JO 2016: 100m gâché, finale sous le cagnard et calendrier mal foutu, le grand n’importe quoi de l’athlétisme à Rio
JEUX OLYMPIQUES•On en voit des belles au stade olympique…Romain Baheux
De notre envoyé spécial à Rio,
Si c’est ça le sport roi des JO, on plaint les valets. Si les organisateurs ne sont pas entièrement responsables des tribunes vides de l’athlétisme, on a quand même quelques trucs à leur reprocher.

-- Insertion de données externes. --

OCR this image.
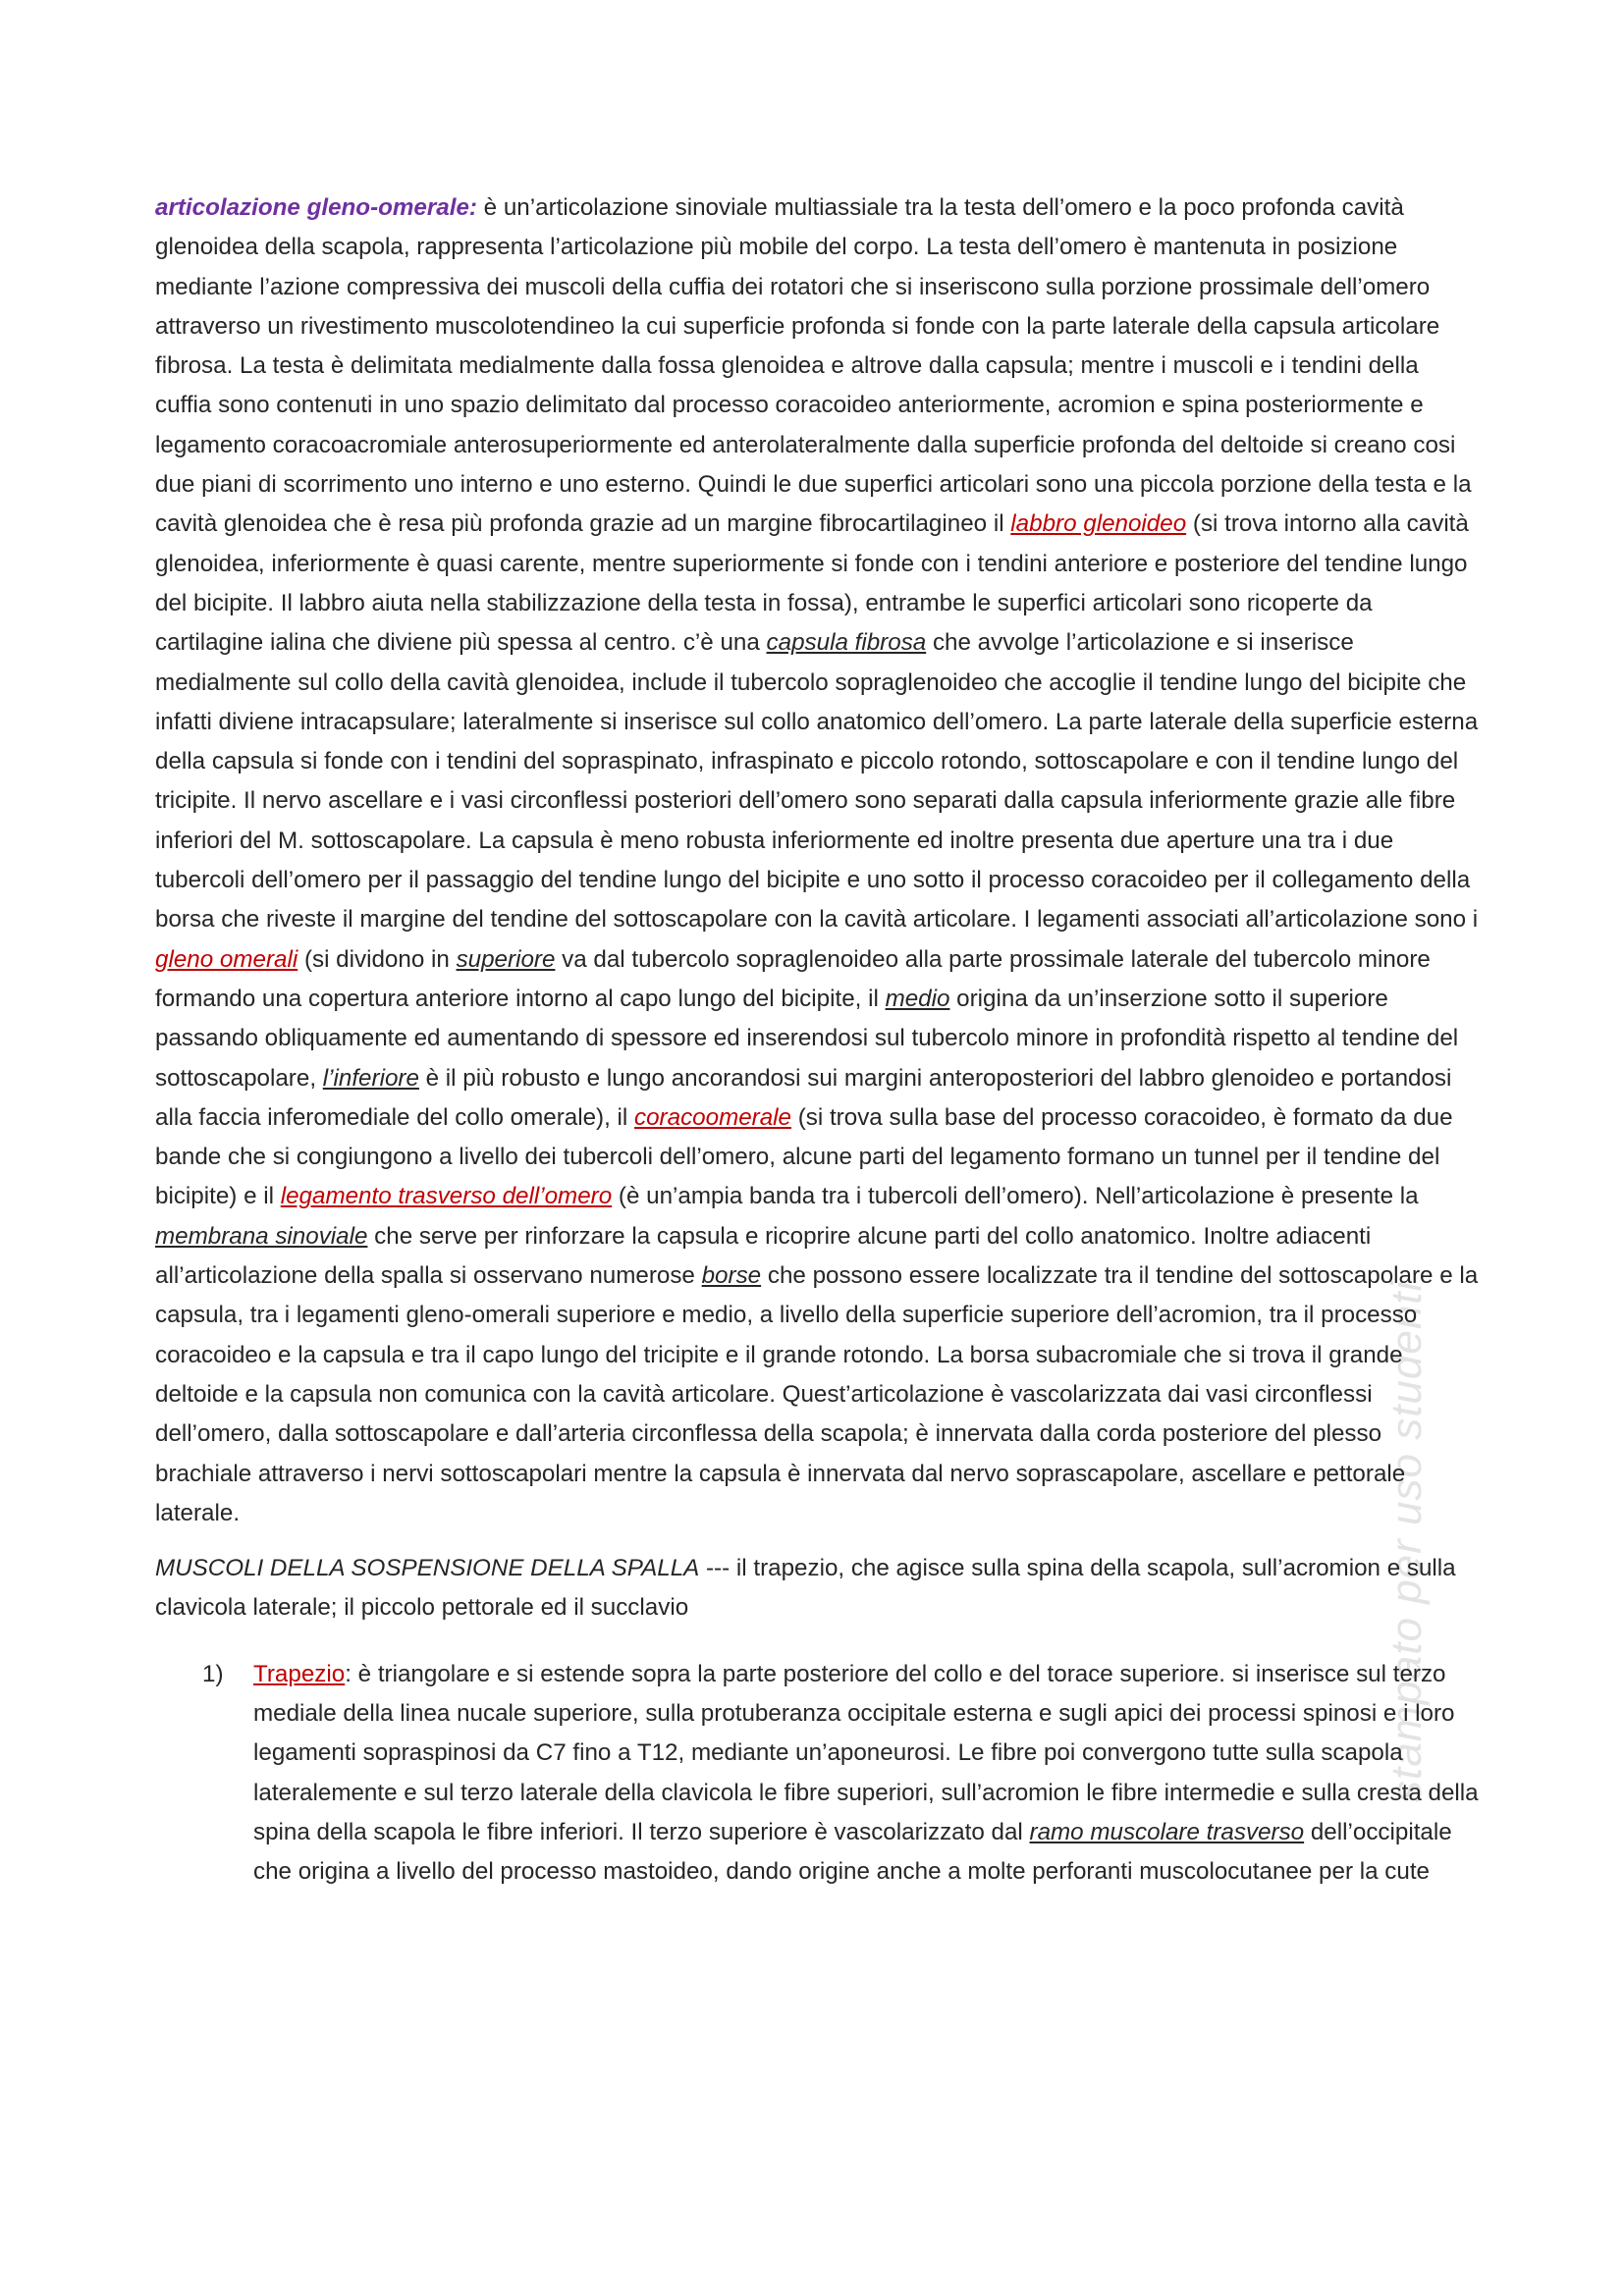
stampato per uso studenti

articolazione gleno-omerale: è un’articolazione sinoviale multiassiale tra la testa dell’omero e la poco profonda cavità glenoidea della scapola, rappresenta l’articolazione più mobile del corpo. La testa dell’omero è mantenuta in posizione mediante l’azione compressiva dei muscoli della cuffia dei rotatori che si inseriscono sulla porzione prossimale dell’omero attraverso un rivestimento muscolotendineo la cui superficie profonda si fonde con la parte laterale della capsula articolare fibrosa. La testa è delimitata medialmente dalla fossa glenoidea e altrove dalla capsula; mentre i muscoli e i tendini della cuffia sono contenuti in uno spazio delimitato dal processo coracoideo anteriormente, acromion e spina posteriormente e legamento coracoacromiale anterosuperiormente ed anterolateralmente dalla superficie profonda del deltoide si creano cosi due piani di scorrimento uno interno e uno esterno. Quindi le due superfici articolari sono una piccola porzione della testa e la cavità glenoidea che è resa più profonda grazie ad un margine fibrocartilagineo il labbro glenoideo (si trova intorno alla cavità glenoidea, inferiormente è quasi carente, mentre superiormente si fonde con i tendini anteriore e posteriore del tendine lungo del bicipite. Il labbro aiuta nella stabilizzazione della testa in fossa), entrambe le superfici articolari sono ricoperte da cartilagine ialina che diviene più spessa al centro. c’è una capsula fibrosa che avvolge l’articolazione e si inserisce medialmente sul collo della cavità glenoidea, include il tubercolo sopraglenoideo che accoglie il tendine lungo del bicipite che infatti diviene intracapsulare; lateralmente si inserisce sul collo anatomico dell’omero. La parte laterale della superficie esterna della capsula si fonde con i tendini del sopraspinato, infraspinato e piccolo rotondo, sottoscapolare e con il tendine lungo del tricipite. Il nervo ascellare e i vasi circonflessi posteriori dell’omero sono separati dalla capsula inferiormente grazie alle fibre inferiori del M. sottoscapolare. La capsula è meno robusta inferiormente ed inoltre presenta due aperture una tra i due tubercoli dell’omero per il passaggio del tendine lungo del bicipite e uno sotto il processo coracoideo per il collegamento della borsa che riveste il margine del tendine del sottoscapolare con la cavità articolare. I legamenti associati all’articolazione sono i gleno omerali (si dividono in superiore va dal tubercolo sopraglenoideo alla parte prossimale laterale del tubercolo minore formando una copertura anteriore intorno al capo lungo del bicipite, il medio origina da un’inserzione sotto il superiore passando obliquamente ed aumentando di spessore ed inserendosi sul tubercolo minore in profondità rispetto al tendine del sottoscapolare, l’inferiore è il più robusto e lungo ancorandosi sui margini anteroposteriori del labbro glenoideo e portandosi alla faccia inferomediale del collo omerale), il coracoomerale (si trova sulla base del processo coracoideo, è formato da due bande che si congiungono a livello dei tubercoli dell’omero, alcune parti del legamento formano un tunnel per il tendine del bicipite) e il legamento trasverso dell’omero (è un’ampia banda tra i tubercoli dell’omero). Nell’articolazione è presente la membrana sinoviale che serve per rinforzare la capsula e ricoprire alcune parti del collo anatomico. Inoltre adiacenti all’articolazione della spalla si osservano numerose borse che possono essere localizzate tra il tendine del sottoscapolare e la capsula, tra i legamenti gleno-omerali superiore e medio, a livello della superficie superiore dell’acromion, tra il processo coracoideo e la capsula e tra il capo lungo del tricipite e il grande rotondo. La borsa subacromiale che si trova il grande deltoide e la capsula non comunica con la cavità articolare. Quest’articolazione è vascolarizzata dai vasi circonflessi dell’omero, dalla sottoscapolare e dall’arteria circonflessa della scapola; è innervata dalla corda posteriore del plesso brachiale attraverso i nervi sottoscapolari mentre la capsula è innervata dal nervo soprascapolare, ascellare e pettorale laterale.

MUSCOLI DELLA SOSPENSIONE DELLA SPALLA --- il trapezio, che agisce sulla spina della scapola, sull’acromion e sulla clavicola laterale; il piccolo pettorale ed il succlavio

1) Trapezio: è triangolare e si estende sopra la parte posteriore del collo e del torace superiore. si inserisce sul terzo mediale della linea nucale superiore, sulla protuberanza occipitale esterna e sugli apici dei processi spinosi e i loro legamenti sopraspinosi da C7 fino a T12, mediante un’aponeurosi. Le fibre poi convergono tutte sulla scapola lateralemente e sul terzo laterale della clavicola le fibre superiori, sull’acromion le fibre intermedie e sulla cresta della spina della scapola le fibre inferiori. Il terzo superiore è vascolarizzato dal ramo muscolare trasverso dell’occipitale che origina a livello del processo mastoideo, dando origine anche a molte perforanti muscolocutanee per la cute
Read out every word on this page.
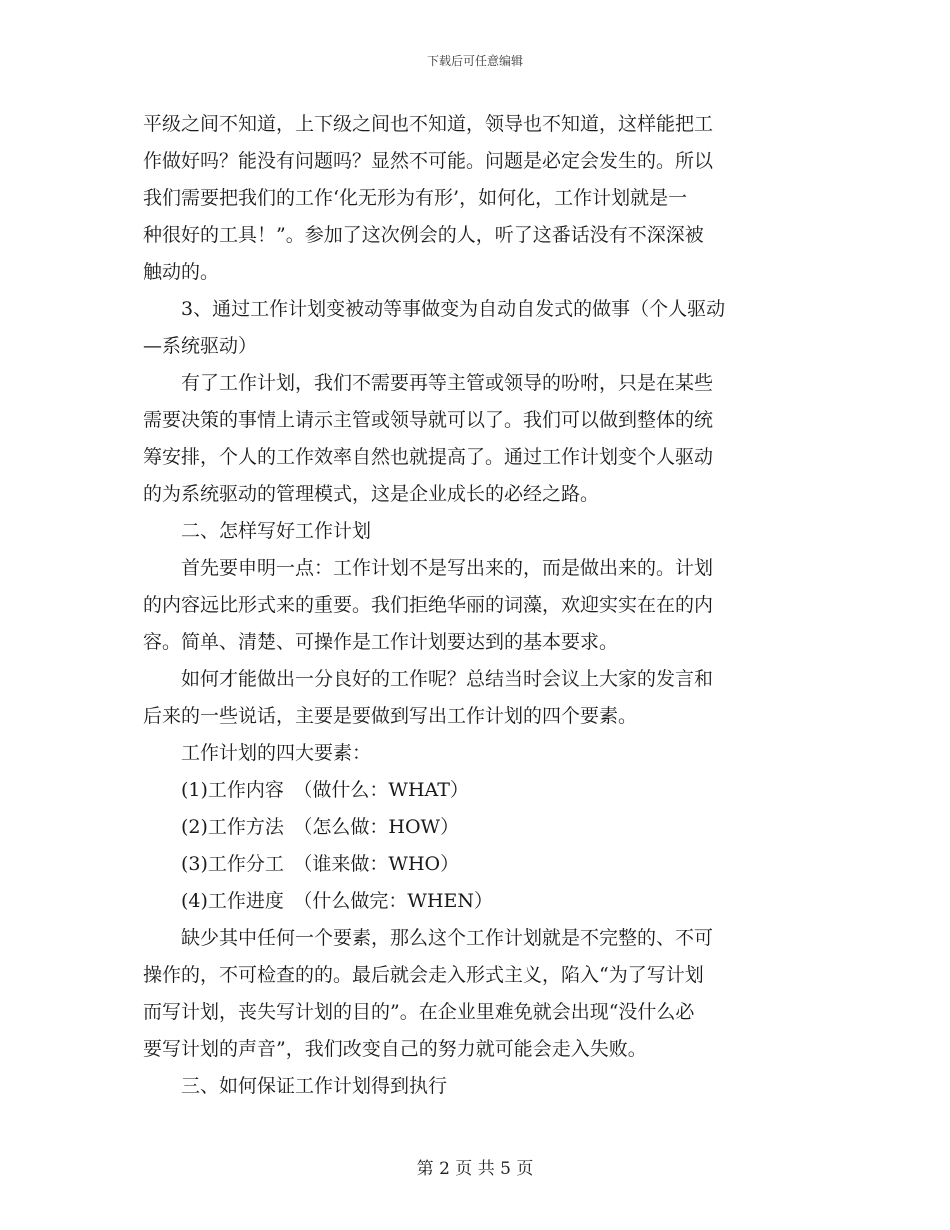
下载后可任意编辑
平级之间不知道，上下级之间也不知道，领导也不知道，这样能把工
作做好吗？能没有问题吗？显然不可能。问题是必定会发生的。所以
我们需要把我们的工作‘化无形为有形’，如何化，工作计划就是一
种很好的工具！”。参加了这次例会的人，听了这番话没有不深深被
触动的。
　　3、通过工作计划变被动等事做变为自动自发式的做事（个人驱动
—系统驱动）
　　有了工作计划，我们不需要再等主管或领导的吩咐，只是在某些
需要决策的事情上请示主管或领导就可以了。我们可以做到整体的统
筹安排，个人的工作效率自然也就提高了。通过工作计划变个人驱动
的为系统驱动的管理模式，这是企业成长的必经之路。
　　二、怎样写好工作计划
　　首先要申明一点：工作计划不是写出来的，而是做出来的。计划
的内容远比形式来的重要。我们拒绝华丽的词藻，欢迎实实在在的内
容。简单、清楚、可操作是工作计划要达到的基本要求。
　　如何才能做出一分良好的工作呢？总结当时会议上大家的发言和
后来的一些说话，主要是要做到写出工作计划的四个要素。
　　工作计划的四大要素：
　　(1)工作内容　（做什么：WHAT）
　　(2)工作方法　（怎么做：HOW）
　　(3)工作分工　（谁来做：WHO）
　　(4)工作进度　（什么做完：WHEN）
　　缺少其中任何一个要素，那么这个工作计划就是不完整的、不可
操作的，不可检查的的。最后就会走入形式主义，陷入“为了写计划
而写计划，丧失写计划的目的”。在企业里难免就会出现“没什么必
要写计划的声音”，我们改变自己的努力就可能会走入失败。
　　三、如何保证工作计划得到执行
第 2 页 共 5 页
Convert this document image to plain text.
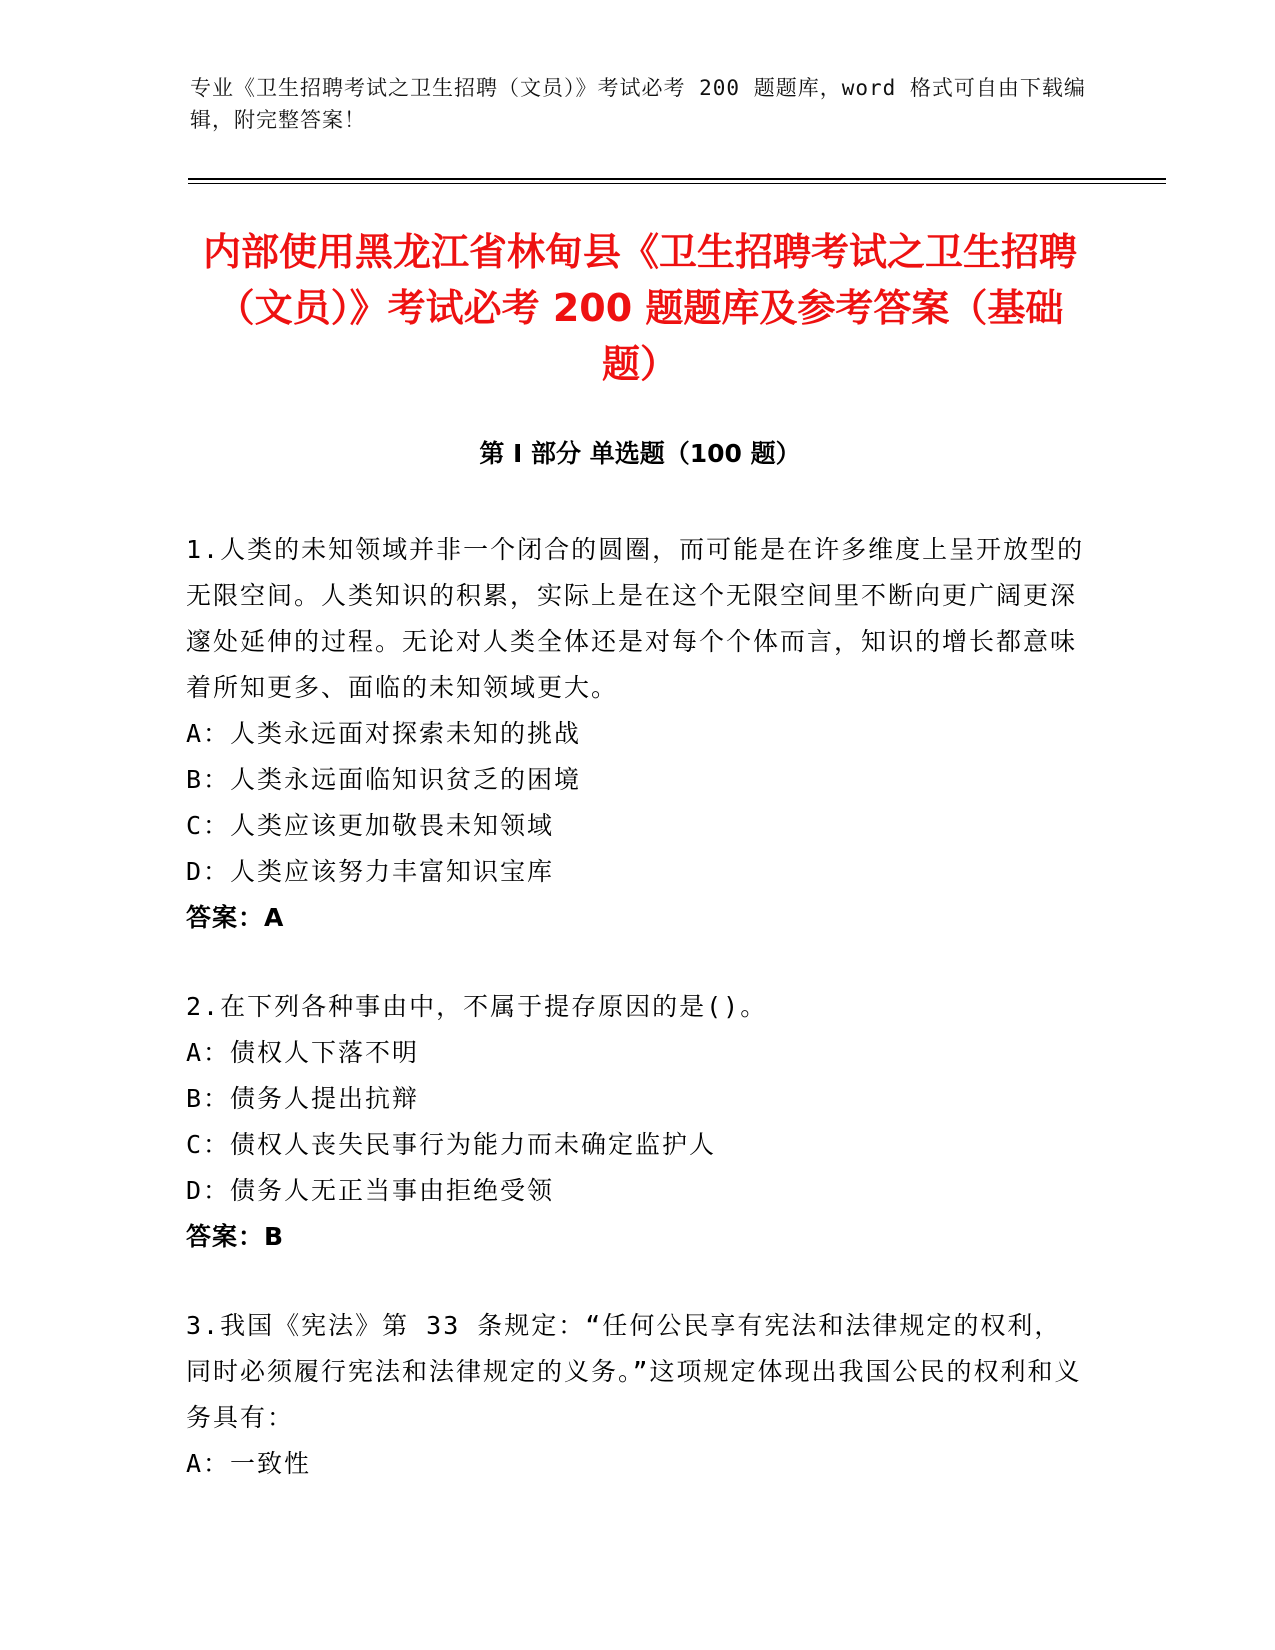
专业《卫生招聘考试之卫生招聘（文员）》考试必考 200 题题库，word 格式可自由下载编辑，附完整答案！
内部使用黑龙江省林甸县《卫生招聘考试之卫生招聘（文员）》考试必考 200 题题库及参考答案（基础题）
第 I 部分 单选题（100 题）
1.人类的未知领域并非一个闭合的圆圈，而可能是在许多维度上呈开放型的无限空间。人类知识的积累，实际上是在这个无限空间里不断向更广阔更深邃处延伸的过程。无论对人类全体还是对每个个体而言，知识的增长都意味着所知更多、面临的未知领域更大。
A：人类永远面对探索未知的挑战
B：人类永远面临知识贫乏的困境
C：人类应该更加敬畏未知领域
D：人类应该努力丰富知识宝库
答案：A
2.在下列各种事由中，不属于提存原因的是()。
A：债权人下落不明
B：债务人提出抗辩
C：债权人丧失民事行为能力而未确定监护人
D：债务人无正当事由拒绝受领
答案：B
3.我国《宪法》第 33 条规定：“任何公民享有宪法和法律规定的权利，同时必须履行宪法和法律规定的义务。”这项规定体现出我国公民的权利和义务具有：
A：一致性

Parce que franchement, on voit tout et n’importe quoi depuis le début des épreuves vendredi. Liste du gâchis.
Un 100m gâché par le peu de temps récup
C’est LE grand moment des JO, celui regardé par des milliards de téléspectateurs. Fort logiquement, on pourrait penser qu’on tente de fournir le meilleur spectacle possible pour le 100 m. Ben non. Un petit malin a eu la riche idée de ne laisser qu’une heure de repos entre la dernière demi-finale et la finale, rompant l’habitude de leur accorder deux fois plus.
« C’était vraiment stupide, tacle Usain Bolt, vainqueur avec son plus mauvais temps dans une finale olympique (9’81). Cela explique pourquoi la course a été lente. J’ai dû courir jusqu’au stade d’échauffement et repartir presque aussitôt. J’étais cuit au départ. » Allez chercher le responsable du côté de la chaîne américaine NBC, qui a donné ses consignes.
L’idée du siècle, une finale de demi-fond dans la fournaise
Mercredi, peu avant midi. Le départ de la finale du 3.000 m steeple est donné sous un bon 30 C°. Le stade est une petite fournaise où les athlètes tentent de gérer la chaleur comme ils peuvent. Ulcéré, notre -finalement- médaillé de bronze de la distance Mahiedine Mekhissi s’emporte en zone mixte.
« Ceux qui ont fait les programmes, je ne sais pas comment ils s’y sont pris, peste le Français. Mettre une finale à cette heure-là, ils ne respectent pas les athlètes. Ça doit se courir le soir. Là, ils mettent notre santé en danger. »
La courte nuit de Mélina Robert-Michon
Mieux vaut ne pas être du genre à mettre du temps à s’endormir. Lundi soir, les athlètes engagées dans les qualifications du lancer du disque féminin ont dû presser les soins et les passages devant la presse pour rejoindre leur hôtel. Pourquoi ? Ben parce que la finale était programmée le lendemain matin.
Si elle n’a pas fait des caisses sur le sujet,la médaillée d’argent Mélina Robert-Michon a retweeté un post d’un de nos confrères de L’Equipe, dénonçant l’absurdité de la chose. La prochaine fois, faisons tout d’un coup, ça ira encore plus vite hein.
Un concours de la perche plombé par des soucis techniques
La pluie avait déjà retardé le début du concours de saut à la perche de Renaud Lavillenie. Les soucis mécaniques n’ont pas arrangé les choses. Pendant de longues minutes, on n’a pas trop su comment remonter la perche. Embêtant quand même.
« Si on veut mettre un Scud, on peut dire que c’était du matériel de merde avec des poteaux qui tombent en panne », a taclé l’entraîneur du Français Philippe d’Encausse. Oui, on peut le dire.